Hélène tressaillit comme sous le coup d’un brusque réveil; elle sentit un affreux déchirement, comprit toute l’horreur de sa position et s’abandonna alors au plus profond désespoir, s’interrogeant, se demandant sans cesse ce qu’avait de plus qu’elle cette femme qu’on lui préférait. Elle ignorait, la trop naïve enfant, qu’il existe dans la création des êtres organisés de telle sorte, qu’ils ne tiennent aucun compte des dons de l’intelligence ni de ceux du cœur. Ceux-là recherchent uniquement des sensations nouvelles; peu leur importe la tendresse et le dévouement d’une femme, quand ils ont épuisé tout ce qu’un brutal désir pouvait réclamer d’elle.

Lorsqu’à la violente surexcitation qui accompagne toujours un grand chagrin, succéda la période de calme, Hélène, comme toute âme brisée qui a besoin d’espérer encore, songea à Dieu. Tombant à genoux, elle voulut faire un acte de résignation; mais, la malheureuse femme ne trouva au fond de son cœur que ces paroles amères: «Pourquoi donc, ô mon Dieu! permettez-vous qu’il y ait ici-bas des créatures assez perfides pour se jouer de ce qu’il y a de plus saint sur la terre: un serment fait librement devant vous? Pourquoi suis-je fatalement liée à l’une d’elles, moi qui ne vous ai jamais demandé qu’un cœur aimant et sincère, capable de me donner ces témoignages d’affection, qui m’ont tant fait défaut durant la première partie de mon existence? Mais maintenant, que vous m’avez enlevé la joie du présent et l’espoir dans l’avenir, pourquoi, mon Dieu, me laissez-vous vivre encore, vous qui êtes bon? Pourquoi la douleur de l’âme, portée à ses dernières limites, n’enlève-t-elle pas la vie, semblable en celà à la souffrance du corps, lorsqu’elle atteint ce même degré? 0mon pauvre bonheur! ne t’avais-je donc pas acheté assez cher par vingt années de tristesse et d’ennui, et devais-je, en un moment, te voir fuir pour jamais» Un torrent de larmes s’échappa alors de ses yeux demeurés secs jusque-là.

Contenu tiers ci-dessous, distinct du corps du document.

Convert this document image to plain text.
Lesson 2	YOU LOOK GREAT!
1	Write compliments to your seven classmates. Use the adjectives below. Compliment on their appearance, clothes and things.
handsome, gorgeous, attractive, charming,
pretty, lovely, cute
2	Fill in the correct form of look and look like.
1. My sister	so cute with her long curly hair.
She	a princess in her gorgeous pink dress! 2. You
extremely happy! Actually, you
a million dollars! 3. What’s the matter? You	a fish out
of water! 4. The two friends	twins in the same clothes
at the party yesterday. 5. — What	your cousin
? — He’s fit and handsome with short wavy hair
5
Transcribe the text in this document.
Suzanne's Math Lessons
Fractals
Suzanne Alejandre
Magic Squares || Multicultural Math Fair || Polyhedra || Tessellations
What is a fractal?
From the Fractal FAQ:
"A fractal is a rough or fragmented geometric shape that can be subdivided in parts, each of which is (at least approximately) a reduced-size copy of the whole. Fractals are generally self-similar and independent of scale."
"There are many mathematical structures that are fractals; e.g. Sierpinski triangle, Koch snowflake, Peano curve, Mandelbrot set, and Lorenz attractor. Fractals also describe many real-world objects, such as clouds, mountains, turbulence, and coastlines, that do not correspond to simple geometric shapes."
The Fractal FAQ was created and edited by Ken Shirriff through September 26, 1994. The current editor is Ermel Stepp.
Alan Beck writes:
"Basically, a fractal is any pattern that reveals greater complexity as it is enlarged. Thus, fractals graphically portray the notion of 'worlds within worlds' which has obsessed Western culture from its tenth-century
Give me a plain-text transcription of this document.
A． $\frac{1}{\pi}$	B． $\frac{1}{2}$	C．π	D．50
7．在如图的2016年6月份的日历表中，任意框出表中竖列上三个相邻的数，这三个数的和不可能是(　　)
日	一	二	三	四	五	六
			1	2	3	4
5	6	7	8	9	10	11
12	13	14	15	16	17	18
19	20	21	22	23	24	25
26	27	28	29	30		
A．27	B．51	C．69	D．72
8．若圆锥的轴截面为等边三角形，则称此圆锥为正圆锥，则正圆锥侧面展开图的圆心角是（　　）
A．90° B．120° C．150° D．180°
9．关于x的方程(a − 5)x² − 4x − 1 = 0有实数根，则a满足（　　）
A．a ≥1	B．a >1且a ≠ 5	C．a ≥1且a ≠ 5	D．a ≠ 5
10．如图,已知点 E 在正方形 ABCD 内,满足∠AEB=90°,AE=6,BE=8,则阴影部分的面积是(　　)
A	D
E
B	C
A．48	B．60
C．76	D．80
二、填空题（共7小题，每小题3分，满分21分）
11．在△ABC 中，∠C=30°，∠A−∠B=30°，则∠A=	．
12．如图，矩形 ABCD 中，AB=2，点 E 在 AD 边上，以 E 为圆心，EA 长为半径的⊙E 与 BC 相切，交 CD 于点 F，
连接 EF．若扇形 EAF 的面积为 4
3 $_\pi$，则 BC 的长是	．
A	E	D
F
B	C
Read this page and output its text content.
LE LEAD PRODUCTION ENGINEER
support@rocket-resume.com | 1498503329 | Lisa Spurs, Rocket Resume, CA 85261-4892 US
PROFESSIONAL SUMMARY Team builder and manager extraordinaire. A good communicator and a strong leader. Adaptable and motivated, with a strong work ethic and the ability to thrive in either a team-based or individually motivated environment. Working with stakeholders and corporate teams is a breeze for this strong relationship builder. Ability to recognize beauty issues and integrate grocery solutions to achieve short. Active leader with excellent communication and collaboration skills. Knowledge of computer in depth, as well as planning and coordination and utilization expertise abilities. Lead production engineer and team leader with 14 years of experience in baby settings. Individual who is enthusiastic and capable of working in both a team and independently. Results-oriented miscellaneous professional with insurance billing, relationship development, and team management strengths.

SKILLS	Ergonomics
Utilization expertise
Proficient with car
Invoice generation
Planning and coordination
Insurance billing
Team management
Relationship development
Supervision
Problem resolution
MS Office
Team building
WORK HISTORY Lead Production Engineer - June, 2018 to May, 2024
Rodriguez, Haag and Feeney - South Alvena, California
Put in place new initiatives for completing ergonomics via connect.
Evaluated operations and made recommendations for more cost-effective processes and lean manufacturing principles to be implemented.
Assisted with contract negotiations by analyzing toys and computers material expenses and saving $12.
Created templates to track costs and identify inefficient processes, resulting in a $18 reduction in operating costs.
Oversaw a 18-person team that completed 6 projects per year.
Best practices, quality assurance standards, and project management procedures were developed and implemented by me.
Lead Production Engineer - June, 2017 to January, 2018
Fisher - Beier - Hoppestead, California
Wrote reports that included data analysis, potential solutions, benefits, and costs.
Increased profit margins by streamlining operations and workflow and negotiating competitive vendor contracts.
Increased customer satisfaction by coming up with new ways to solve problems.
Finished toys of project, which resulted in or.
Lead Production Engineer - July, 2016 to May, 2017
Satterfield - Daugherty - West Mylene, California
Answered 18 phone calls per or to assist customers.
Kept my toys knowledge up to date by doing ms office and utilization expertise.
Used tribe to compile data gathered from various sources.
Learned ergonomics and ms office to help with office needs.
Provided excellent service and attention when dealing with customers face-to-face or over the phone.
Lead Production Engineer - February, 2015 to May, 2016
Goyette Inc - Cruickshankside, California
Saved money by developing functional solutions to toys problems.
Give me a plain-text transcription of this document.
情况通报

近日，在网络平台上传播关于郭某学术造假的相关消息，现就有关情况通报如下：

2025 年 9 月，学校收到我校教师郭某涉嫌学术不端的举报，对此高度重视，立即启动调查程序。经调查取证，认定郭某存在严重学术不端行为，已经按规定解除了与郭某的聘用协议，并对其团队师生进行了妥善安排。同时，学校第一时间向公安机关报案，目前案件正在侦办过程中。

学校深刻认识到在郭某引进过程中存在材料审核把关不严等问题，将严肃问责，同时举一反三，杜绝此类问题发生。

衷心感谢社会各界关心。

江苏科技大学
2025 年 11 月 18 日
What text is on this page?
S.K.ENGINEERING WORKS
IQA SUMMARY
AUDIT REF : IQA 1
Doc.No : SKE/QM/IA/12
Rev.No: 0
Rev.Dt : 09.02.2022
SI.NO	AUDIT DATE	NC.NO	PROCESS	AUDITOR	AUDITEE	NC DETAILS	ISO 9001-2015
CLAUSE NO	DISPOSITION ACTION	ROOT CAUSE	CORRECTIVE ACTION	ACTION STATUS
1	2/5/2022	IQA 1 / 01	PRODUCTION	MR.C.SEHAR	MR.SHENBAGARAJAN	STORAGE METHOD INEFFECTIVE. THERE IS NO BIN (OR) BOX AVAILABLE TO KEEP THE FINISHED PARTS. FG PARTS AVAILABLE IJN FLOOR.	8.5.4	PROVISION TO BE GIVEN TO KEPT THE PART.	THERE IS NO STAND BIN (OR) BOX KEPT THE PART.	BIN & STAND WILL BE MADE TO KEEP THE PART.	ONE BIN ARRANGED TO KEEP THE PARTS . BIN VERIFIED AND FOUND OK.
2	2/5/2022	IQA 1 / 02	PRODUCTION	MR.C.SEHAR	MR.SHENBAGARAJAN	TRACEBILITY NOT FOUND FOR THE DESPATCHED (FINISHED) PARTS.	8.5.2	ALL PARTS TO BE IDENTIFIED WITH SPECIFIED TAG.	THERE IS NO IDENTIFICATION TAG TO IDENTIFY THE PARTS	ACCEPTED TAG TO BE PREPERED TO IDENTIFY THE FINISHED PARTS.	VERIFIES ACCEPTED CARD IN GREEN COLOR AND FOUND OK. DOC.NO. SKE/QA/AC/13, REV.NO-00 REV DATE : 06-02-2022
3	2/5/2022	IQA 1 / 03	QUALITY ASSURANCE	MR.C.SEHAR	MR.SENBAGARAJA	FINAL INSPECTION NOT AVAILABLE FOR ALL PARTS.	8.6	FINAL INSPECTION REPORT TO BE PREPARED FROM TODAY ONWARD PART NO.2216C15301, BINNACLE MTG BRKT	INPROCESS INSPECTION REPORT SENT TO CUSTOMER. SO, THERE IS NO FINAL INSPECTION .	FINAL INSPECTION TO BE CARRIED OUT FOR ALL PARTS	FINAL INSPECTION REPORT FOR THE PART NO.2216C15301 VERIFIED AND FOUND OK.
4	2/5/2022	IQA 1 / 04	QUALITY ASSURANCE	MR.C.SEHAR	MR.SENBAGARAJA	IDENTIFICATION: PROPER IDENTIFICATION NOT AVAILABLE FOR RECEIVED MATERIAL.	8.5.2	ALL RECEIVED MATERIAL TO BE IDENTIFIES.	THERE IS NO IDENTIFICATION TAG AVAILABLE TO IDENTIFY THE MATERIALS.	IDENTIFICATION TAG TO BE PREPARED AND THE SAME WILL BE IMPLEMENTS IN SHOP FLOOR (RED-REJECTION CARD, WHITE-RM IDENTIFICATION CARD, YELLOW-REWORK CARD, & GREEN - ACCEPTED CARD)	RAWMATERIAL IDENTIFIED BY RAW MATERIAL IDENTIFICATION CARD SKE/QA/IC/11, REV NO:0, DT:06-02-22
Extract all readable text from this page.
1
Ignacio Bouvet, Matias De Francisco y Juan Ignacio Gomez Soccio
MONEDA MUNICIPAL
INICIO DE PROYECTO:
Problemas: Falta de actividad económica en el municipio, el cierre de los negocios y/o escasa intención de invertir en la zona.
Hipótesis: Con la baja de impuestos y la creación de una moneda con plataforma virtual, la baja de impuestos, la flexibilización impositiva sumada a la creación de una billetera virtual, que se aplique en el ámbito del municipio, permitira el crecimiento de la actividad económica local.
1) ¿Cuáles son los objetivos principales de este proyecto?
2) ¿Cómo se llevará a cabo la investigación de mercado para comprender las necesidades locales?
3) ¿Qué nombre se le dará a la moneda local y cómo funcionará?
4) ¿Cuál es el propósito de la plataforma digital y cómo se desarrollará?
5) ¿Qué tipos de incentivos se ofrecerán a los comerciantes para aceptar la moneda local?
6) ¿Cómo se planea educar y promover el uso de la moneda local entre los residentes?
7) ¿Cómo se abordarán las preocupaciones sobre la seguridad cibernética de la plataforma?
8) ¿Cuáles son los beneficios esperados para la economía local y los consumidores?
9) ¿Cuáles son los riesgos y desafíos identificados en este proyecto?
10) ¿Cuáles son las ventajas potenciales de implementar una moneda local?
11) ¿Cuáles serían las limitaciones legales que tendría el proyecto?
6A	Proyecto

Mais Hélène n’était pas femme à s’abandonner longtemps à une douleur stérile. Après avoir payé son tribut à la faiblesse humaine, elle se montra ce qu’elle fut toujours par la suite: forte, vaillante et sensée. Ayant repris complète possession d’elle-même, elle envisagea courageusement sa situation, et elle réfléchit au meilleur parti à prendre en cette occurence. Le jour la surprit dans la même attitude; mais lorsqu’à ce moment le sommeil vint à son tour réclamer ses droits, sa résolution était prise. Condamnée à vivre aux côtés mêmes de celui qui de par la loi était son mari, Mme de Rocheville était décidée à employer toute son énergie à lui cacher son chagrin, et surtout à lui en dérober les causes, jugeant qu’en les lui faisant connaître elle n’aurait rien à gagner, et qu’elle s’exposerait, au contraire, à perdre tout le bénéfice de la contrainte qu’il ne manquerait pas de s’imposer dans leurs rapports quotidiens, laquelle lui procurerait du moins, à défaut du bonheur, un intérieur calme et tranquille.

Il lui fallait également s’observer devant ses domestiques, et conserver vis-à-vis d’eux l’air confiant et heureux des beaux jours, de façon à ne pas leur permettre de supposer que rien fût changé dans sa vie. La tâche eût peut-être été au-dessus de ses forces, si elle fût restée constamment en tête-à-tête avec l’homme dont l’astucieuse conduite mettait en révolte toutes les fibres de sa loyale nature. Mais sa mère, souffrante depuis quelques semaines, vit s’aggraver son état assez sérieusement pour nécessiter à son chevet la présence de sa fille. Mme de Rocheville s’établit donc auprès de la malade, qu’elle quitta le moins possible. Cet arrêt momentané de la vie commune pour les deux époux, donna au temps la facilité de commencer son œuvre d’apaisement dans le cœur de la jeune femme.